The human tendency to act and forget presents particular challenges in the world of charitable giving. For one thing, donating money to worthy causes may be spiritually gratifying, but it's just not as immediately useful or pleasing as buying something for oneself. Meanwhile awareness of causes tends to rise and fall with attention from the news media. And on a related note, non-profits risk donor fatigue by bombarding supporters with constant reminders about the depressing state of the world: basically, how do you nudge individuals who gave previously to give more without inflicting so much psychic distress that they just tune out?

The charitable relief effort for Haiti provides a good example of the short-term nature of a lot of non-profit giving. In the immediate aftermath of the earthquake on January 12, 2010, Americans were moved to donate by constant news reports on the huge death toll -- now estimated at 250,000 -- accompanied by spectacular pictures showing total devastation. After a week, U.S. private donations topped $200 million; on January 27, they hit $528 million, and by mid-February they were over $900 million.

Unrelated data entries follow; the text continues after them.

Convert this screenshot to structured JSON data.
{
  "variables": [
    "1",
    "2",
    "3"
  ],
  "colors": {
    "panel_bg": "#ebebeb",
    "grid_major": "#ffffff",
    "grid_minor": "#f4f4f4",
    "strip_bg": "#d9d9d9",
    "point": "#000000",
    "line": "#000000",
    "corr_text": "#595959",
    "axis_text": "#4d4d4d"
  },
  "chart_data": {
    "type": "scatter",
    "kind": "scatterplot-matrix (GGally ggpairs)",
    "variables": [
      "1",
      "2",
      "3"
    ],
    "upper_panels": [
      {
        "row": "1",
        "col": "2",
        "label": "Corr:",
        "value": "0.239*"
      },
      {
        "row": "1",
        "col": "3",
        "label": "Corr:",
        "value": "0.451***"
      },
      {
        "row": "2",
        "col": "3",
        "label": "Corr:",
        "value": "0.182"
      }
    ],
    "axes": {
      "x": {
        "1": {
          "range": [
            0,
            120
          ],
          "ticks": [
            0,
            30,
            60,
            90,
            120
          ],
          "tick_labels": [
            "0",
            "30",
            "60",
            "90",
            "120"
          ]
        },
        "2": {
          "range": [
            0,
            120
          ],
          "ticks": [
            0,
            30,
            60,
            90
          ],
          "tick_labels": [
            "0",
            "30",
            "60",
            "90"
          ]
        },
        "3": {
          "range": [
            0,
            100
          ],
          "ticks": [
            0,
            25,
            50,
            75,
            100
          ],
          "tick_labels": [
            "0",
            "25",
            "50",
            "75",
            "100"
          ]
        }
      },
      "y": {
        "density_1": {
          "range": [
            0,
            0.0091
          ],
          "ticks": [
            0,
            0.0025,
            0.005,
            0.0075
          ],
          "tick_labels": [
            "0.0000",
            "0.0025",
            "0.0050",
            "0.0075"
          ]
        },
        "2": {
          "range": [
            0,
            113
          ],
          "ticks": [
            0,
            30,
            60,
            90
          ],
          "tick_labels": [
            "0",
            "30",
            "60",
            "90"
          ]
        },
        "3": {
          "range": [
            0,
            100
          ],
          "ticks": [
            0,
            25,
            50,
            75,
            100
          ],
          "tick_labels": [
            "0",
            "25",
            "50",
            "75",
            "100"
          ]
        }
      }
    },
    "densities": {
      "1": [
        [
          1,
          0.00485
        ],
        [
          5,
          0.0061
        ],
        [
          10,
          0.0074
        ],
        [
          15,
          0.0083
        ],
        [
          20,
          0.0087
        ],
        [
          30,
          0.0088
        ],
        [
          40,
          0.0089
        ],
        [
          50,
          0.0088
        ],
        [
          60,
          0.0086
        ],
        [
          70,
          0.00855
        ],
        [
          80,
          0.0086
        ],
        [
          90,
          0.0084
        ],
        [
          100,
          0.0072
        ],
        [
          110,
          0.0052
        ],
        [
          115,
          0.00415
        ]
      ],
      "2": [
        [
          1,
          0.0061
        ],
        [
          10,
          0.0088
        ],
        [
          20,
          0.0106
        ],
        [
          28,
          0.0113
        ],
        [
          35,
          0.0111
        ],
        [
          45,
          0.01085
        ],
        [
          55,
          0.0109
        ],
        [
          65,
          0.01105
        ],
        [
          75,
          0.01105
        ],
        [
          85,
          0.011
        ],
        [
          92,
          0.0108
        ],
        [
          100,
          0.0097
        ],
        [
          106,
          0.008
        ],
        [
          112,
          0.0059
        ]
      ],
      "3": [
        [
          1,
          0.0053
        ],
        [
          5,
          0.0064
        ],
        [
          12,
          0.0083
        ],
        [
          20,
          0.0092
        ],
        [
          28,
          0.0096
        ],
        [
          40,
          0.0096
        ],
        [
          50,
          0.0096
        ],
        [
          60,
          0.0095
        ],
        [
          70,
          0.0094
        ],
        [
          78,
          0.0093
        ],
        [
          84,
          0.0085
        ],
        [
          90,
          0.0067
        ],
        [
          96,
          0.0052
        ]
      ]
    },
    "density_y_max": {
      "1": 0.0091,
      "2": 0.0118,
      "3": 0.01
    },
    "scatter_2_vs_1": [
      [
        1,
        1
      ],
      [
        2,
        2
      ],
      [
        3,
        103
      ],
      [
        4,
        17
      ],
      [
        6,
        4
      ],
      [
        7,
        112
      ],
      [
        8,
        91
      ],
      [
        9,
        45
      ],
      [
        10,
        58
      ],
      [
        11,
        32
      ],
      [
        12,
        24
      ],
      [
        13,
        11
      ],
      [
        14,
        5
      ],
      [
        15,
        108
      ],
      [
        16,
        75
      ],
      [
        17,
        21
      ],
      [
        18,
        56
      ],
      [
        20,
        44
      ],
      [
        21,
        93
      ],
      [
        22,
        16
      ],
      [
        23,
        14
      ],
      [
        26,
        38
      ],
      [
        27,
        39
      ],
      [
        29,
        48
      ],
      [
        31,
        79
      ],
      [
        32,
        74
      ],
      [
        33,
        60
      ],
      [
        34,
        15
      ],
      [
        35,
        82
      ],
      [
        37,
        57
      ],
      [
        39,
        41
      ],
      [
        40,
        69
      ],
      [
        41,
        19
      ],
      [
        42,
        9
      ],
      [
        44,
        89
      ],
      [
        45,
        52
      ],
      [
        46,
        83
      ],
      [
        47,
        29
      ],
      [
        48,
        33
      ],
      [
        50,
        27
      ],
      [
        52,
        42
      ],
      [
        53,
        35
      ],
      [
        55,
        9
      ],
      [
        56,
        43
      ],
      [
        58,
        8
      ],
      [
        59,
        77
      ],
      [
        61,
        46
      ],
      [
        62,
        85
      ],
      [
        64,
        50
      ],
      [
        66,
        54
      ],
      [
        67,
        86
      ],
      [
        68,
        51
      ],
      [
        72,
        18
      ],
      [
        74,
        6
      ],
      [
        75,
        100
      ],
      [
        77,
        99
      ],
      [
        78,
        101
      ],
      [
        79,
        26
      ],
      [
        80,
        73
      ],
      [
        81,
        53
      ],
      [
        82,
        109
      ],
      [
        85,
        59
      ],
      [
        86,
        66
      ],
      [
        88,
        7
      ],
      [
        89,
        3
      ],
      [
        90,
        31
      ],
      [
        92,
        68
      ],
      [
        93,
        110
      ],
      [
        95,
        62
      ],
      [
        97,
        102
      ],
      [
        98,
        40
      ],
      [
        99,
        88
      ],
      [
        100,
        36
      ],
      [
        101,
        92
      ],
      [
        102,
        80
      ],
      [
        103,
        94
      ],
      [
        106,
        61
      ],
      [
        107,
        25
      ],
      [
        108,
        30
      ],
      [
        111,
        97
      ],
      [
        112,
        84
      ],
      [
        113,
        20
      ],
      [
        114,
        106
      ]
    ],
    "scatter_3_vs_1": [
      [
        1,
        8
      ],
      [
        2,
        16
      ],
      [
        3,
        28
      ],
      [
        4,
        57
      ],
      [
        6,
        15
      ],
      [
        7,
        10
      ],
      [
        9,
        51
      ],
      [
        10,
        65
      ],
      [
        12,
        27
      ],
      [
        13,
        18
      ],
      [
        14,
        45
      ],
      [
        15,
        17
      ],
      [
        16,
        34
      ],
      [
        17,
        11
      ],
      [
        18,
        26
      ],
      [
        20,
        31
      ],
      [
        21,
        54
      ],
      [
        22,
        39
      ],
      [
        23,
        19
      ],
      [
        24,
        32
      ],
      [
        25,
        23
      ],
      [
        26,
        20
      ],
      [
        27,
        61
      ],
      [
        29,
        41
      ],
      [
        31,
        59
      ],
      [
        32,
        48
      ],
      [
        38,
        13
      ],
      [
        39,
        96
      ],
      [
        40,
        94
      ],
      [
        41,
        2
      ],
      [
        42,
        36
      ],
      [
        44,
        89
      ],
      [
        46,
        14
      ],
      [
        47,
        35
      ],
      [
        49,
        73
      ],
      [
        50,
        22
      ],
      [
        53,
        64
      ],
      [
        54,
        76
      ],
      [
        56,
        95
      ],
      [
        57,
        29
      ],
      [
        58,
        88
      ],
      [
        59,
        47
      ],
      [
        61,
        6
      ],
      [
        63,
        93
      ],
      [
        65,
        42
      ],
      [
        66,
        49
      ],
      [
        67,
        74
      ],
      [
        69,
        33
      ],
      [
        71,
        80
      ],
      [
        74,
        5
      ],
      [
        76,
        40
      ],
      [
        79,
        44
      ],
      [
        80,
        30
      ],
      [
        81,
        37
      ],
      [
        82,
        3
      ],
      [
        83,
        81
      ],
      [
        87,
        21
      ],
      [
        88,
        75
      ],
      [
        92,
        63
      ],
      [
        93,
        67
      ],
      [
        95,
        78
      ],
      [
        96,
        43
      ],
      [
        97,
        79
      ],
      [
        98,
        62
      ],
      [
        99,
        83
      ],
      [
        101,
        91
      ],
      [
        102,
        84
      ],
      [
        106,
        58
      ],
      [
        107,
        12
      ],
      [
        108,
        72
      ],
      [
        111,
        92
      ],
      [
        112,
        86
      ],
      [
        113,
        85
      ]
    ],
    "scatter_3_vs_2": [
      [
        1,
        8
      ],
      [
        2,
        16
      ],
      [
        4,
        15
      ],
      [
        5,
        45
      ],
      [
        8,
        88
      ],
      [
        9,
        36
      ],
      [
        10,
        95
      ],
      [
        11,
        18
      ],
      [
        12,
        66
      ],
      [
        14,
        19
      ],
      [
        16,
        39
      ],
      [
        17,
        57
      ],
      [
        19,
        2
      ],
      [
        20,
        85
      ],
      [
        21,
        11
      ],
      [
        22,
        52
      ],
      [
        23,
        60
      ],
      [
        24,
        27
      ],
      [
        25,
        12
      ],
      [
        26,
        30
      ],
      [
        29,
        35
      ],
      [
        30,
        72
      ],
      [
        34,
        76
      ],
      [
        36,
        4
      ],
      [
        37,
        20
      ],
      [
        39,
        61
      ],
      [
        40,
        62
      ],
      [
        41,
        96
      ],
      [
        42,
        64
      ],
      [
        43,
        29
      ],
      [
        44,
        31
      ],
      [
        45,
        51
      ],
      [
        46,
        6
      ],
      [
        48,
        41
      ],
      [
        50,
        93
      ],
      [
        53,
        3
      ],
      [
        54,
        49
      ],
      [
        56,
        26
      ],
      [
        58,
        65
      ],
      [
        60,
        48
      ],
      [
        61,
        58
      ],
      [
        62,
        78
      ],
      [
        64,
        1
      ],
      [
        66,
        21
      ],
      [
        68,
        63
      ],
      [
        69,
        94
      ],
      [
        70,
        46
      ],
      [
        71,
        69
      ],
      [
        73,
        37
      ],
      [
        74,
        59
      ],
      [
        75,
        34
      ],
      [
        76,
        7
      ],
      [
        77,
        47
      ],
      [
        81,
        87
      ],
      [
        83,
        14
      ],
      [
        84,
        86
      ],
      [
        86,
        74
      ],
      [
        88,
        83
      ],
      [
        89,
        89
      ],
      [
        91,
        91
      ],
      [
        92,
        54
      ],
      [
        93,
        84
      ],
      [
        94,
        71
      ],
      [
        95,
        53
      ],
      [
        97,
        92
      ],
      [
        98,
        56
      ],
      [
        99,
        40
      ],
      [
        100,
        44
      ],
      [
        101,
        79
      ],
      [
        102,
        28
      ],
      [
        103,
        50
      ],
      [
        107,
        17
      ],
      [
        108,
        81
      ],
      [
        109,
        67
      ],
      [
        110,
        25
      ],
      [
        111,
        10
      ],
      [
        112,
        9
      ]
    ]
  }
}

But then, unsurprisingly, donations slowed dramatically as Haiti slipped from the headlines: by late October, total U.S. private donations were about $1.1 billion. In other words, 82% of the donations came in the first month after the disaster, with the remaining 18% trickling in over the following nine months. And while there's no question Americans donated generously to aid Haitian recovery efforts, there's also no question Haiti needs all the help it can get: most experts estimate the total cost of reconstruction at $14 billion, and as the recent outbreaks of cholera and election violence have shown, the country is still reeling from the combined effects of the earthquake and chronic poverty.

Again, I'd like to emphasize I'm not criticizing American charitable giving, which is among the most generous in the world: despite the recession, total U.S. giving came to $304 billion in 2009, down just 3.5% from a record $315 billion in 2008. That works out to $1,000 per American. But needless to say, from a strategic point of view, non-profits will obviously welcome any new organization -- like Jumo -- with potential for making charitable giving more regular and reliable.